At present several non-profit US bodies oversee the net's technical specifications and domain name system.
They operate at arms-length from the US government but officially under the remit of its Department of Commerce.
There has been speculation that other nations will push for a change later this year, but they cannot force the US to comply.
The US has set out its position in documents filed with the International Telecommunications Union (ITU) - the UN agency responsible for encouraging the development of communications technologies.
The ITU is hosting a conference in December in Dubai to which representatives from 178 nations have been invited to review the International Telecommunications Regulations (ITR).
The ITR is a 1988 treaty which set out rules for how traffic should flow between different telecom networks, and how to calculate charges for traffic exchanged between carriers in different countries.
The rise of the internet and mobile devices has led to calls for it to be revised, but countries are expected to disagree over the changes needed.
The US's ambassador to the conference, Terry Kramer, outlined his worries in a statement published by the country's Department of State.
"The US is concerned that proposals by some other governments could lead to greater regulatory burdens being placed on the international telecom sector, or perhaps even extended to the internet sector," he wrote.
"The United States also believes that existing multi-stakeholder institutions, incorporating industry and civil society, have functioned effectively and will continue to ensure the health and growth of the internet and all its benefits."
The ITU does not publish submissions by each country - leaving it up to the individual states to decide which material to release.

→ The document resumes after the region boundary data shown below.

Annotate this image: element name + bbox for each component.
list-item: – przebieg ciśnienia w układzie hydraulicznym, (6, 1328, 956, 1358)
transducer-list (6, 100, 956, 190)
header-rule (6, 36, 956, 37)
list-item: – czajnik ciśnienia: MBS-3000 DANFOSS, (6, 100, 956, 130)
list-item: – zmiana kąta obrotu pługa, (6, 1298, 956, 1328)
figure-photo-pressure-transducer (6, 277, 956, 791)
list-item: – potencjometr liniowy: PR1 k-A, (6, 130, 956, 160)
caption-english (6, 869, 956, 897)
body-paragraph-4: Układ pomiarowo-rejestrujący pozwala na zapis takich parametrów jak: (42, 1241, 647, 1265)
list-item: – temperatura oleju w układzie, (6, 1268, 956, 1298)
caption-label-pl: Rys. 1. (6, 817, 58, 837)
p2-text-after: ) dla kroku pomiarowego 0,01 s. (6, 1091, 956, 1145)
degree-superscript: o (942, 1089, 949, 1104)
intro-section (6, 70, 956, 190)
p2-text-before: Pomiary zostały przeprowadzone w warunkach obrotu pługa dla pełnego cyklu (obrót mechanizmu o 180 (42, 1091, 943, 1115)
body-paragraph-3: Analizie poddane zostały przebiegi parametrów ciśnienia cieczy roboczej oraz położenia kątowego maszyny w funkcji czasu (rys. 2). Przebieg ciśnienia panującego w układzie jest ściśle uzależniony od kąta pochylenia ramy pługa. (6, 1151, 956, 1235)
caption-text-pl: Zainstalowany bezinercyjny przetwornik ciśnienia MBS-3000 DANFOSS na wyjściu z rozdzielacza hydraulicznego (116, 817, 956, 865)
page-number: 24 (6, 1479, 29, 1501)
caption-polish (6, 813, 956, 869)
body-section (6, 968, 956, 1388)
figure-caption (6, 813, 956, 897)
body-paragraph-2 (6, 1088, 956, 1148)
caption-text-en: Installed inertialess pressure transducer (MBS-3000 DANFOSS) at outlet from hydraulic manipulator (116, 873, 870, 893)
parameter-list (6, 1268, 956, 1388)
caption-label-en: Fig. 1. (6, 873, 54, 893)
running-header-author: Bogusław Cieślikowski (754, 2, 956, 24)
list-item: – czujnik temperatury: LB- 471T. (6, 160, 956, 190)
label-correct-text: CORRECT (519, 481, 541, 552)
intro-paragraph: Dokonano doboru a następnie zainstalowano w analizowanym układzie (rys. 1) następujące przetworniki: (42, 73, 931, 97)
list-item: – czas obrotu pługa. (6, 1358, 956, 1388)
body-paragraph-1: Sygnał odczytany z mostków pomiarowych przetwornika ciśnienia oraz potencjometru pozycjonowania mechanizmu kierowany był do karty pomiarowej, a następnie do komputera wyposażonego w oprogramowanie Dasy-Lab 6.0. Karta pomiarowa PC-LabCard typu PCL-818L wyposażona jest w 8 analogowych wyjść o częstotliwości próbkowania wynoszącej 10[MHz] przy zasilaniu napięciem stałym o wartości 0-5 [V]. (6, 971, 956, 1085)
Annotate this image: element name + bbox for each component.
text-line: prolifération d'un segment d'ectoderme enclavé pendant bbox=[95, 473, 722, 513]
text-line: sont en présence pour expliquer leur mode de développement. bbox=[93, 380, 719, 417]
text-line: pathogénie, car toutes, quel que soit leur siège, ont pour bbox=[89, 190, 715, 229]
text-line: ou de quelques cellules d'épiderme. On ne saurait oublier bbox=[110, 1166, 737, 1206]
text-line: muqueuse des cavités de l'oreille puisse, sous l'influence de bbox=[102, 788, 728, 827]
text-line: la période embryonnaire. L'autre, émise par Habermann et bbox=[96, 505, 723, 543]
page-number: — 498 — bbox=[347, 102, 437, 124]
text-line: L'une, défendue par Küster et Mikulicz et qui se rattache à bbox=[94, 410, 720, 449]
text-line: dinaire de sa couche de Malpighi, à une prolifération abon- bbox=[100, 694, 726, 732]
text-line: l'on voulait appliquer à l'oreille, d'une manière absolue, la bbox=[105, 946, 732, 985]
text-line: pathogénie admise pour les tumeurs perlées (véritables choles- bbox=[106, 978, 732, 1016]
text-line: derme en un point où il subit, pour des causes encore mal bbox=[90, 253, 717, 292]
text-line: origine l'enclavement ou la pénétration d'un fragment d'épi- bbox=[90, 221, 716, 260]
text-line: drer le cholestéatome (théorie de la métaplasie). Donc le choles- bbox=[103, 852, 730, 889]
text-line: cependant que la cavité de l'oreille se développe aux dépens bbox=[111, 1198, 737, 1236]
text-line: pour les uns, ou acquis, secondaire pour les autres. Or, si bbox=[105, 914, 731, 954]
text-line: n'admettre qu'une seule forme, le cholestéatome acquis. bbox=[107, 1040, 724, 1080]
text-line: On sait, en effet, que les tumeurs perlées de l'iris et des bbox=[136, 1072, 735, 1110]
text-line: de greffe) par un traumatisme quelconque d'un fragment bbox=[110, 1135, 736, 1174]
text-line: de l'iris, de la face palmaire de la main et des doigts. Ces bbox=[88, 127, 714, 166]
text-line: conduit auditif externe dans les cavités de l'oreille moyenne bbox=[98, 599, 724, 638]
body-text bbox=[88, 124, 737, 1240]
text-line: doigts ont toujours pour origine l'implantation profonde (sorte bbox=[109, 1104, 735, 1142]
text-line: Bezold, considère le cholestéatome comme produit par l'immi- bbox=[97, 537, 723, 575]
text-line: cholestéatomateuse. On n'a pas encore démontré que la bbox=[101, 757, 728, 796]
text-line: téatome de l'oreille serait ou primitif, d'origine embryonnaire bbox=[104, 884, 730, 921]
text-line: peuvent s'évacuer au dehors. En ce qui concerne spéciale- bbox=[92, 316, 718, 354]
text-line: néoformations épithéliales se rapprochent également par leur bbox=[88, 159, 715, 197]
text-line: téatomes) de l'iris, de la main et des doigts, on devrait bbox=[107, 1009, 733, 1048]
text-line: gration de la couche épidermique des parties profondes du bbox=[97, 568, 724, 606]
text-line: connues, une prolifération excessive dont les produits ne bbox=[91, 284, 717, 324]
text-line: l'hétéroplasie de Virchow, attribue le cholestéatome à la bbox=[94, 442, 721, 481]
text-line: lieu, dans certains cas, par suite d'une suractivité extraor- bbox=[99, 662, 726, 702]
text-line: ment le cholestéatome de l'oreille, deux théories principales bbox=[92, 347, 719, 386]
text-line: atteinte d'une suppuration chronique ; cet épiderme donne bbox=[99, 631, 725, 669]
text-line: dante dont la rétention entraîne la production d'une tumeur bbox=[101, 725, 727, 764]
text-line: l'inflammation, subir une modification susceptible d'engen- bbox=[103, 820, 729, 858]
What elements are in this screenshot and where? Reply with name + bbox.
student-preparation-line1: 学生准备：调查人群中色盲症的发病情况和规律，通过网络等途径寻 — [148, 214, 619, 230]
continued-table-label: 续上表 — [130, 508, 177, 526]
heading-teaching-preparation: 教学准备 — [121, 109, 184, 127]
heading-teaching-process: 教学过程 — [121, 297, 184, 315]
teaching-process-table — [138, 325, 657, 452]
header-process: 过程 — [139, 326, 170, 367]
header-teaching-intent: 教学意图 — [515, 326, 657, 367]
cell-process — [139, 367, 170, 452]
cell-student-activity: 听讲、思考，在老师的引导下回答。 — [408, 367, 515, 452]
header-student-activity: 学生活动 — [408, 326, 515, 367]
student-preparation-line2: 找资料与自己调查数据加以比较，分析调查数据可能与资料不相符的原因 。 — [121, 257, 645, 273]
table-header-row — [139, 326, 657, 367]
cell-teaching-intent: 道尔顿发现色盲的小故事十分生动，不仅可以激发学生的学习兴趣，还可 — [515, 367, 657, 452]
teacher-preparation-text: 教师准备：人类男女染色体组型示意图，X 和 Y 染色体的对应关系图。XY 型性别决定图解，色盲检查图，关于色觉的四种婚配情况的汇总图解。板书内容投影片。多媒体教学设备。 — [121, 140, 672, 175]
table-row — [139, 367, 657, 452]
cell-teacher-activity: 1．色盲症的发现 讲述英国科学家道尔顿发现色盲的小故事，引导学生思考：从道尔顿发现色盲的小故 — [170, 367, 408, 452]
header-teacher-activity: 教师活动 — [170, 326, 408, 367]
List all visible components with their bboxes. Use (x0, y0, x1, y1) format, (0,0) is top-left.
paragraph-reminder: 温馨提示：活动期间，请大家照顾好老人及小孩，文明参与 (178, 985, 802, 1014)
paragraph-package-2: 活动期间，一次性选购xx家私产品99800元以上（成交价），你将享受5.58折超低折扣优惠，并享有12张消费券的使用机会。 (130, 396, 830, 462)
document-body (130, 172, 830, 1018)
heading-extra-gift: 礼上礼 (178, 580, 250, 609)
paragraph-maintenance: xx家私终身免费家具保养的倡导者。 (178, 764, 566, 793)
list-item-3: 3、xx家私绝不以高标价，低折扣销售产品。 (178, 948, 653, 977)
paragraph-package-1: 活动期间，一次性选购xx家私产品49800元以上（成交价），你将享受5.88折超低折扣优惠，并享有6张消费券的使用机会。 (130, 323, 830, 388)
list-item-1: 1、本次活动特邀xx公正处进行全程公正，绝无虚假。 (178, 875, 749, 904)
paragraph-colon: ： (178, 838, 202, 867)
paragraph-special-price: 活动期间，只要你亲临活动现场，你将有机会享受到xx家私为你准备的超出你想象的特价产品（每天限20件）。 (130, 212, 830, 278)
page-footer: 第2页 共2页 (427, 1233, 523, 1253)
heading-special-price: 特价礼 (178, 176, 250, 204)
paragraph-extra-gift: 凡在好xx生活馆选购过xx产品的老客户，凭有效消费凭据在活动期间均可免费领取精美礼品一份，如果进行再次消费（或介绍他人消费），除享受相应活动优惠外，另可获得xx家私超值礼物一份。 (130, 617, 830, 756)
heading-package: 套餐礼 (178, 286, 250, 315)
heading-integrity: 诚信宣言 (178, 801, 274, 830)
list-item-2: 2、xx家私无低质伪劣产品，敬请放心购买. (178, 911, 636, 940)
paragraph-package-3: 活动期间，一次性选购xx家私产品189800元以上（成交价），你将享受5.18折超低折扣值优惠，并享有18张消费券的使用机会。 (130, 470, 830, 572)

But a site called Wcitleaks.org has posted proposals leaked to it.
They include a submission from Russia suggesting the ITU could become responsible for allocating at least some of the internet's addresses as well as the "determination of the necessary requirements".
At present US-based Icann (Internet Corporation for Assigned Names and Numbers) co-ordinates the codes and numbering systems, deciding which new internet address endings should be allowed as an alternative to .com. It then leaves it to ISPs (internet service providers) to assign individual addresses.
President Vladimir Putin has signalled Russia's final submission could go further. In 2011 he said he was keen to discuss "establishing international control over the internet using the monitoring and supervisory capabilities of the International Telecommunication Union".
The Russia Today news service has since reported that China and India had backed this stance.
But the ITU has made it clear that any changes to the treaty must have unanimous support, and it would block members trying to put any matter to a vote.
"We never vote because voting means winners and losers and you can't afford that," Dr Hamadoun Toure, the ITU's secretary-general told the BBC.
"Whatever one single country does not accept will not pass."
He acknowledged that some countries were unhappy with the way Icann had looked after the internet address system.
"Some people are saying the governments are not consulted enough," he said.
But he played down the idea that there would be a serious effort to seize control of its functions and pass them to the ITU.
"Has anybody suggested to take responsibility from Icann? No, it's never been done. I truly believe there is a complementarity involved between our work - we can work together."